Re: Advocacy

Matthew S. Tomaso (Tomaso@MAIL.UTEXAS.EDU)
Sat, 13 May 1995 15:16:49 -0500

The perceived environmental crisis, like AIDS, is not an issue of blame, but
rather an issue requiring action. The use of othering tactics to divide up
(and conquer?) our species is a strategy of the insecure.

I would like to echo Read's and Spear's calls to 'put the present discussion
on the ground'. However, I am not really satisfied with the variety of
assumptions that seem to be necessary regarding Spear's 'grounding' of the
discussion. The following note critiques Spear and then elaborates on afew
of the points he raises which I think are quite productive. As I have
argued before, it is not really possible or profitable to generalize about
Native North American culture(s), let alone 'the indigenous'. In other
words there was and is no such thing as a unified Native American culture or
economy.

Firstly, on several occasions throughout his post, Spear suggests that
causality lies within economic variables, not ideology. i would argue that
causality, if it exists, lies in many more components of culture than simply
economy. Look around you! Rather than privileging data that the
archaeological record has been able to provide under the economistic/vulgar
materialist or 'cultural' materialist paradigm(s) as teh only acceptible
kind of data, I think that at least one of the following points should be
acknowleged:
1. 'True and absolute' causes of social and/or economic change, if they
exist, are archaeologically unknowable (in the sense of ontological or even
practical truth) just as they are rarely really knowable in the present.
2. All facts are multicausal, and ideology is particularly important in the
construction of all social facts, including the perceptual organization of
empirical facts as well as history, and the selection of facts to be considered.
Thus, it is not really satisfactory to suggest that ideology has nothing to
do with causality in this or any other regard, especially where we have no
direct access to the ideology under consideration (if we are operating
within the aforementioned paradigm).

Spear goes on to state that aboriginal North Americans were largely low
density hunting and gathering populations with self-regulating population
control mechanisms. This is a reasonable suggestion, but it doesn't really
square with the facts. First, we don't really know what kinds of controls
acted on prehistoric human populations, though we can make educated guesses
based on loosely applied analogies to ethnography (which has its own major
problems of authenticity). The gatherer-hunter model generally holds true
from about 13000 ybp to about 3000 ybp in North America, but it rapidly
loses currency thereafter in most places south of Northern New England and
Canada. Notably, the vast majority of Native North Americans were either
agriculturalists, 'complex hunter-gatherers', or horticulturists living in
constructed environments in imperial (re: colonizing) societies. What do
you think of when you think of terms like Missippian? Aztec? Zapotec?
Maya? Puebloan? Mogollon? Zuni? Anasazi? Kwakiutl? Iroquois? Caddoan?
Low density hunter-gatherers? I think not. Though it's a mesoamerican
city, Tenochtitlan was the largest city ever visited by Cortez and his crew.

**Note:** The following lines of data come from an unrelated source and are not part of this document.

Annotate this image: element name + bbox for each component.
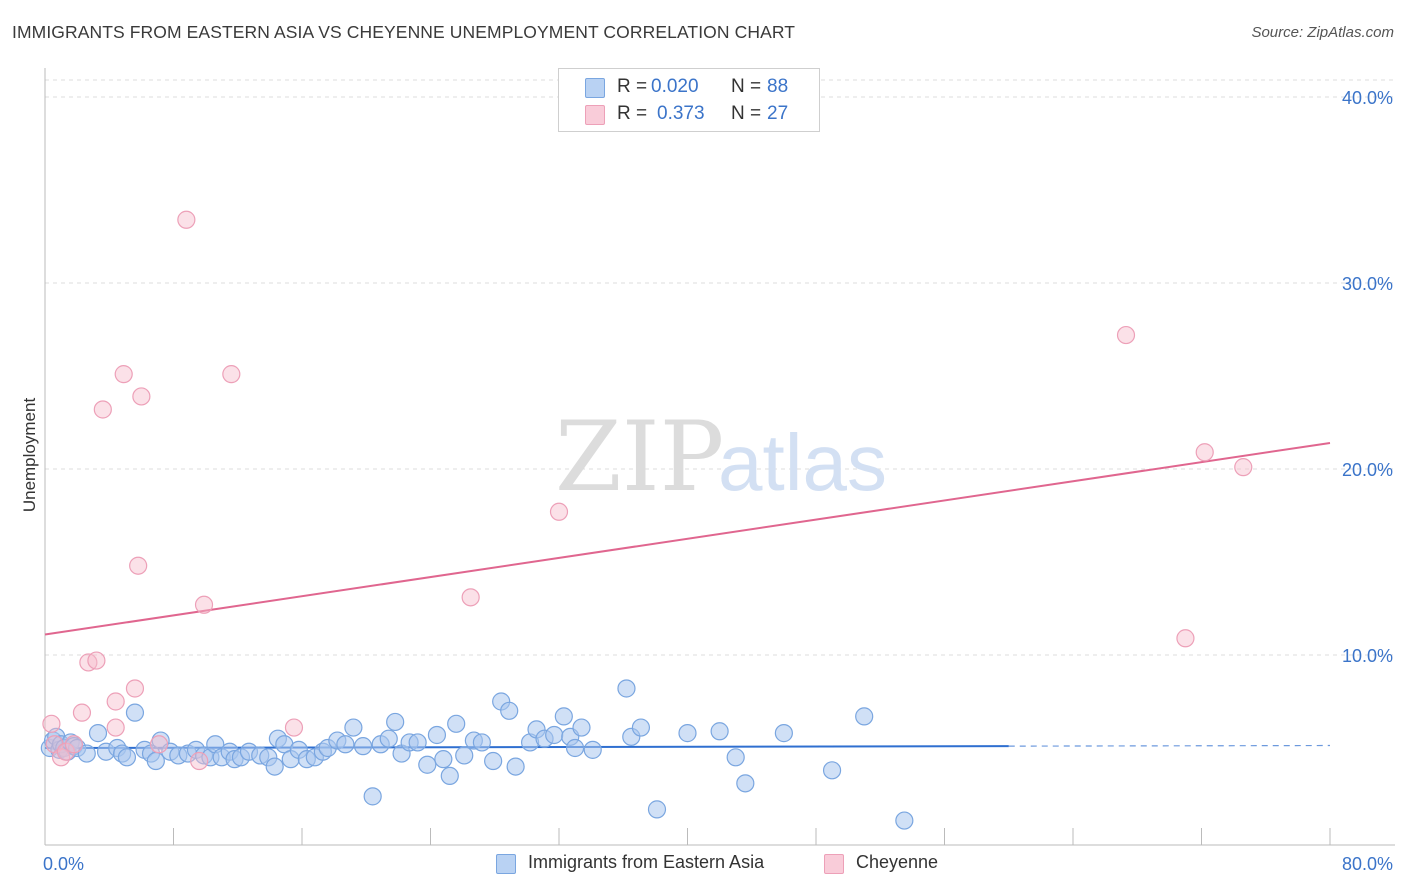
data-point-pink xyxy=(284,718,304,737)
legend-swatch-pink xyxy=(585,105,605,125)
data-point-pink xyxy=(93,400,112,419)
data-point-pink xyxy=(129,556,148,575)
x-tick-label: 0.0% xyxy=(43,854,84,874)
data-point-blue xyxy=(427,725,447,745)
data-point-blue xyxy=(344,718,363,737)
data-point-blue xyxy=(440,766,459,786)
tick-labels: 10.0% 20.0% 30.0% 40.0% 0.0% 80.0% xyxy=(43,88,1393,874)
legend-n-value: 88 xyxy=(767,76,789,97)
data-point-blue xyxy=(678,724,697,743)
data-point-blue xyxy=(146,751,165,771)
data-point-pink xyxy=(194,595,214,614)
data-point-blue xyxy=(77,744,96,763)
bottom-legend-swatch-blue xyxy=(496,854,516,874)
data-point-pink xyxy=(149,735,169,754)
chart-title: IMMIGRANTS FROM EASTERN ASIA VS CHEYENNE… xyxy=(12,22,796,42)
data-point-pink xyxy=(51,748,71,767)
legend-n-label: N = xyxy=(731,76,762,97)
legend-r-value: 0.373 xyxy=(657,103,705,124)
data-point-blue xyxy=(353,737,373,756)
legend-n-label: N = xyxy=(731,103,762,124)
watermark-zip: ZIP xyxy=(555,401,724,513)
data-point-blue xyxy=(506,757,525,776)
data-point-pink xyxy=(1176,629,1195,648)
legend-swatch-blue xyxy=(585,78,605,98)
data-point-pink xyxy=(87,651,106,670)
data-point-pink xyxy=(132,387,151,406)
data-point-pink xyxy=(1116,325,1136,345)
data-point-blue xyxy=(363,787,382,806)
data-point-pink xyxy=(177,210,196,229)
data-point-pink xyxy=(190,751,209,771)
y-tick-label: 20.0% xyxy=(1342,460,1393,480)
data-point-blue xyxy=(117,748,137,767)
data-point-blue xyxy=(447,714,466,733)
data-point-blue xyxy=(855,707,874,726)
watermark-atlas: atlas xyxy=(718,418,887,507)
bottom-legend-label: Immigrants from Eastern Asia xyxy=(528,852,765,872)
data-point-pink xyxy=(1234,458,1253,477)
data-point-blue xyxy=(736,774,755,793)
trend-line-pink xyxy=(44,441,1331,636)
data-point-blue xyxy=(484,751,503,771)
legend-r-label: R = xyxy=(617,76,648,97)
data-point-pink xyxy=(42,714,61,733)
legend-n-value: 27 xyxy=(767,103,789,124)
data-point-blue xyxy=(125,703,145,722)
trend-line-blue-extension xyxy=(1008,744,1331,747)
bottom-legend-label: Cheyenne xyxy=(856,852,939,872)
legend-r-label: R = xyxy=(617,103,648,124)
data-point-blue xyxy=(265,757,284,776)
data-point-blue xyxy=(336,735,355,754)
data-point-blue xyxy=(379,729,398,748)
data-point-blue xyxy=(822,761,842,780)
data-point-blue xyxy=(434,750,453,769)
data-point-blue xyxy=(895,811,914,830)
data-point-pink xyxy=(549,502,569,521)
data-point-blue xyxy=(710,722,729,741)
data-point-blue xyxy=(583,740,602,759)
y-tick-label: 40.0% xyxy=(1342,88,1393,108)
data-point-blue xyxy=(500,701,519,720)
gridlines xyxy=(45,79,1395,656)
data-point-pink xyxy=(1195,443,1214,462)
x-tick-label: 80.0% xyxy=(1342,854,1393,874)
watermark: ZIP atlas xyxy=(555,401,887,513)
y-tick-label: 30.0% xyxy=(1342,274,1393,294)
data-point-blue xyxy=(774,724,793,743)
y-tick-label: 10.0% xyxy=(1342,646,1393,666)
data-point-blue xyxy=(386,712,405,732)
stats-legend: R = 0.020 N = 88 R = 0.373 N = 27 xyxy=(558,68,820,132)
data-point-blue xyxy=(455,746,474,765)
data-points xyxy=(40,210,1253,830)
data-point-blue xyxy=(726,748,745,767)
data-point-blue xyxy=(572,718,591,737)
data-point-pink xyxy=(114,365,133,384)
axes xyxy=(44,68,1395,846)
source-credit: Source: ZipAtlas.com xyxy=(1251,24,1394,41)
data-point-blue xyxy=(408,733,427,752)
data-point-blue xyxy=(631,718,651,737)
data-point-blue xyxy=(617,679,636,698)
data-point-pink xyxy=(106,718,125,737)
data-point-blue xyxy=(472,733,491,752)
data-point-pink xyxy=(106,692,125,711)
bottom-legend-swatch-pink xyxy=(824,854,844,874)
data-point-blue xyxy=(647,800,667,819)
data-point-pink xyxy=(64,735,84,754)
data-point-pink xyxy=(222,365,241,384)
data-point-pink xyxy=(461,588,480,607)
data-point-blue xyxy=(545,725,564,745)
data-point-blue xyxy=(88,724,108,743)
legend-r-value: 0.020 xyxy=(651,76,699,97)
data-point-blue xyxy=(554,707,573,726)
data-point-pink xyxy=(72,703,92,722)
data-point-blue xyxy=(418,755,437,774)
data-point-pink xyxy=(125,679,145,698)
data-point-blue xyxy=(565,738,585,758)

Despite all of this, I find myself in substantial agreement with Spear's
general suggestion that we should separate agency (ideological intent) from
ecological effect, since they are clearly different things and since one can
be archaeologically reconstructed, while the other is more difficult to
interpret. Contemporary ideology certainly does seem to support great
concern about perceived environmental problems. One can trace back the
historiography of this trope through the writings of European agronomists
spanning back into the Middle Ages, as Karl Butzer has already done. The
later Rousseuan hallucination of the 'noble savage' is not simply an
extension of this ideology, but a perversion of Native American realities,
projecting from a European constructed memory of the European good old days
- when Europe could feed itself without vast environmental modification -
good old days that, appropriately, occured several centuries before the term
'Europe' began to have any meaning.

I advocate advocacy on all fronts, but I do not advocate misrepresentation.
As several others have pointed out before me, 'indigenous' peoples are
_peoples_ - not examples, models, samples, data, or anything else. As
people, the indigenous (whatever that means) should have the same rights and
respect that those who do not consider themselves indigenous have. Honest
self-representation will, hopefully, result in honestly given respect,
misrepresentation, by self-appointed advocates, well meaning passersby
and/or the self can only result in dishonest relations. History is
constructed, but, moreover, it is not uncontested.

best
Matt
__________________________________________________________
Matt Tomaso.
TOMASO@MAIL.UTEXAS.EDU
Anthropology. University of Texas at Austin.